We use it to run ad-hoc queries and get insights into our data. Grafana is deployed the same way as the other components, through Helmfile.

It's recommended to deploy Grafana with a MySQL/PostgreSQL database for the backend storage, but for simplicity, we're using Kubernetes Persistent Volumes to store its data.

We bundle a set of system dashboards that show gather data about cluster resources such as resource (cpu/mem) utilization, network and filesystem metrics, and metrics from ingresses.

Apart from the standard visualization of data using dashboards, Grafana provides a very useful “Explore” feature, which enables us to run ad-hoc queries for all of our datasources.

Using this feature, we can easily search for logs and run Loki’s LogQL queries or display traces in Tempo.

Frequently Asked Questions

What is Loki Azure?

Loki is a log aggregation system, not a product specific to Azure, but it can be integrated with Azure services. For Loki on Azure, consider pairing it with Azure Object Storage and Azure Kubernetes Service (AKS) for a scalable logging solution.

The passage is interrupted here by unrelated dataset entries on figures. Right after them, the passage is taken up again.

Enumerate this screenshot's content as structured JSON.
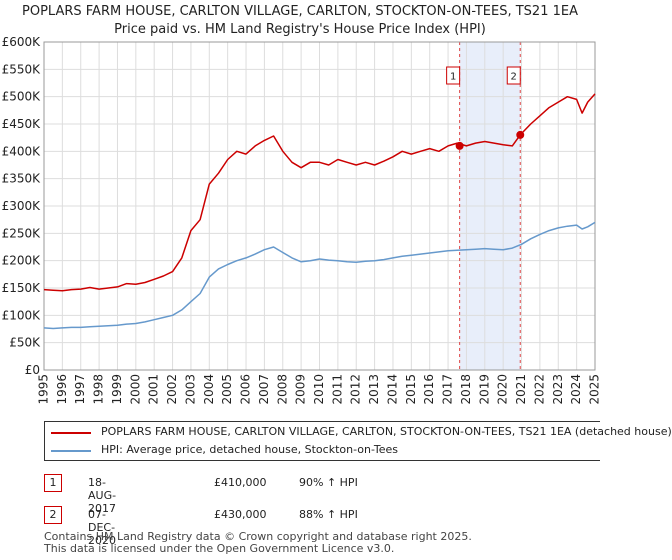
{
  "chart_data": {
    "type": "line",
    "title": "POPLARS FARM HOUSE, CARLTON VILLAGE, CARLTON, STOCKTON-ON-TEES, TS21 1EA",
    "subtitle": "Price paid vs. HM Land Registry's House Price Index (HPI)",
    "xlim": [
      1995,
      2025
    ],
    "ylim": [
      0,
      600000
    ],
    "y_ticks": [
      0,
      50000,
      100000,
      150000,
      200000,
      250000,
      300000,
      350000,
      400000,
      450000,
      500000,
      550000,
      600000
    ],
    "y_tick_labels": [
      "£0",
      "£50K",
      "£100K",
      "£150K",
      "£200K",
      "£250K",
      "£300K",
      "£350K",
      "£400K",
      "£450K",
      "£500K",
      "£550K",
      "£600K"
    ],
    "x_ticks": [
      1995,
      1996,
      1997,
      1998,
      1999,
      2000,
      2001,
      2002,
      2003,
      2004,
      2005,
      2006,
      2007,
      2008,
      2009,
      2010,
      2011,
      2012,
      2013,
      2014,
      2015,
      2016,
      2017,
      2018,
      2019,
      2020,
      2021,
      2022,
      2023,
      2024,
      2025
    ],
    "x_tick_labels": [
      "1995",
      "1996",
      "1997",
      "1998",
      "1999",
      "2000",
      "2001",
      "2002",
      "2003",
      "2004",
      "2005",
      "2006",
      "2007",
      "2008",
      "2009",
      "2010",
      "2011",
      "2012",
      "2013",
      "2014",
      "2015",
      "2016",
      "2017",
      "2018",
      "2019",
      "2020",
      "2021",
      "2022",
      "2023",
      "2024",
      "2025"
    ],
    "series": [
      {
        "name": "POPLARS FARM HOUSE, CARLTON VILLAGE, CARLTON, STOCKTON-ON-TEES, TS21 1EA (detached house)",
        "color": "#cc0000",
        "x": [
          1995.0,
          1995.5,
          1996.0,
          1996.5,
          1997.0,
          1997.5,
          1998.0,
          1998.5,
          1999.0,
          1999.5,
          2000.0,
          2000.5,
          2001.0,
          2001.5,
          2002.0,
          2002.5,
          2003.0,
          2003.5,
          2004.0,
          2004.5,
          2005.0,
          2005.5,
          2006.0,
          2006.5,
          2007.0,
          2007.5,
          2008.0,
          2008.5,
          2009.0,
          2009.5,
          2010.0,
          2010.5,
          2011.0,
          2011.5,
          2012.0,
          2012.5,
          2013.0,
          2013.5,
          2014.0,
          2014.5,
          2015.0,
          2015.5,
          2016.0,
          2016.5,
          2017.0,
          2017.5,
          2018.0,
          2018.5,
          2019.0,
          2019.5,
          2020.0,
          2020.5,
          2020.93,
          2021.5,
          2022.0,
          2022.5,
          2023.0,
          2023.5,
          2024.0,
          2024.3,
          2024.6,
          2025.0
        ],
        "values": [
          147000,
          146000,
          145000,
          147000,
          148000,
          151000,
          148000,
          150000,
          152000,
          158000,
          157000,
          160000,
          166000,
          172000,
          180000,
          205000,
          255000,
          275000,
          340000,
          360000,
          385000,
          400000,
          395000,
          410000,
          420000,
          428000,
          400000,
          380000,
          370000,
          380000,
          380000,
          375000,
          385000,
          380000,
          375000,
          380000,
          375000,
          382000,
          390000,
          400000,
          395000,
          400000,
          405000,
          400000,
          410000,
          415000,
          410000,
          415000,
          418000,
          415000,
          412000,
          410000,
          430000,
          450000,
          465000,
          480000,
          490000,
          500000,
          495000,
          470000,
          490000,
          505000
        ]
      },
      {
        "name": "HPI: Average price, detached house, Stockton-on-Tees",
        "color": "#6699cc",
        "x": [
          1995.0,
          1995.5,
          1996.0,
          1996.5,
          1997.0,
          1997.5,
          1998.0,
          1998.5,
          1999.0,
          1999.5,
          2000.0,
          2000.5,
          2001.0,
          2001.5,
          2002.0,
          2002.5,
          2003.0,
          2003.5,
          2004.0,
          2004.5,
          2005.0,
          2005.5,
          2006.0,
          2006.5,
          2007.0,
          2007.5,
          2008.0,
          2008.5,
          2009.0,
          2009.5,
          2010.0,
          2010.5,
          2011.0,
          2011.5,
          2012.0,
          2012.5,
          2013.0,
          2013.5,
          2014.0,
          2014.5,
          2015.0,
          2015.5,
          2016.0,
          2016.5,
          2017.0,
          2017.5,
          2018.0,
          2018.5,
          2019.0,
          2019.5,
          2020.0,
          2020.5,
          2021.0,
          2021.5,
          2022.0,
          2022.5,
          2023.0,
          2023.5,
          2024.0,
          2024.3,
          2024.6,
          2025.0
        ],
        "values": [
          77000,
          76000,
          77000,
          78000,
          78000,
          79000,
          80000,
          81000,
          82000,
          84000,
          85000,
          88000,
          92000,
          96000,
          100000,
          110000,
          125000,
          140000,
          170000,
          185000,
          193000,
          200000,
          205000,
          212000,
          220000,
          225000,
          215000,
          205000,
          198000,
          200000,
          203000,
          201000,
          200000,
          198000,
          197000,
          199000,
          200000,
          202000,
          205000,
          208000,
          210000,
          212000,
          214000,
          216000,
          218000,
          219000,
          220000,
          221000,
          222000,
          221000,
          220000,
          223000,
          230000,
          240000,
          248000,
          255000,
          260000,
          263000,
          265000,
          258000,
          262000,
          270000
        ]
      }
    ],
    "sales": [
      {
        "label": "1",
        "x": 2017.63,
        "value": 410000
      },
      {
        "label": "2",
        "x": 2020.93,
        "value": 430000
      }
    ],
    "shaded_span": [
      2017.63,
      2020.93
    ],
    "grid": true
  },
  "legend": {
    "property": "POPLARS FARM HOUSE, CARLTON VILLAGE, CARLTON, STOCKTON-ON-TEES, TS21 1EA (detached house)",
    "hpi": "HPI: Average price, detached house, Stockton-on-Tees"
  },
  "transactions": [
    {
      "num": "1",
      "date": "18-AUG-2017",
      "price": "£410,000",
      "hpi": "90% ↑ HPI"
    },
    {
      "num": "2",
      "date": "07-DEC-2020",
      "price": "£430,000",
      "hpi": "88% ↑ HPI"
    }
  ],
  "footer": {
    "line1": "Contains HM Land Registry data © Crown copyright and database right 2025.",
    "line2": "This data is licensed under the Open Government Licence v3.0."
  }
}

What database does Grafana Loki use?

For Loki 2.8 and newer, Grafana Loki recommends using TSDB as its index store. TSDB is the preferred choice for optimal performance and functionality.

Does Grafana Cloud include Loki?

Yes, Grafana Cloud Logs is powered by Grafana Loki, enabling fast and scalable log analysis. With Loki, you can run complex queries at scale without worrying about lost logs.

Calvin Connelly

Senior Writer

Calvin Connelly is a seasoned writer with a passion for crafting engaging content on a wide range of topics. With a keen eye for detail and a knack for storytelling, Calvin has established himself as a versatile and reliable voice in the world of writing. In addition to his general writing expertise, Calvin has developed a particular interest in covering important and timely subjects that impact society.

Love What You Read? Stay Updated!

Join our community for insights, tips, and more.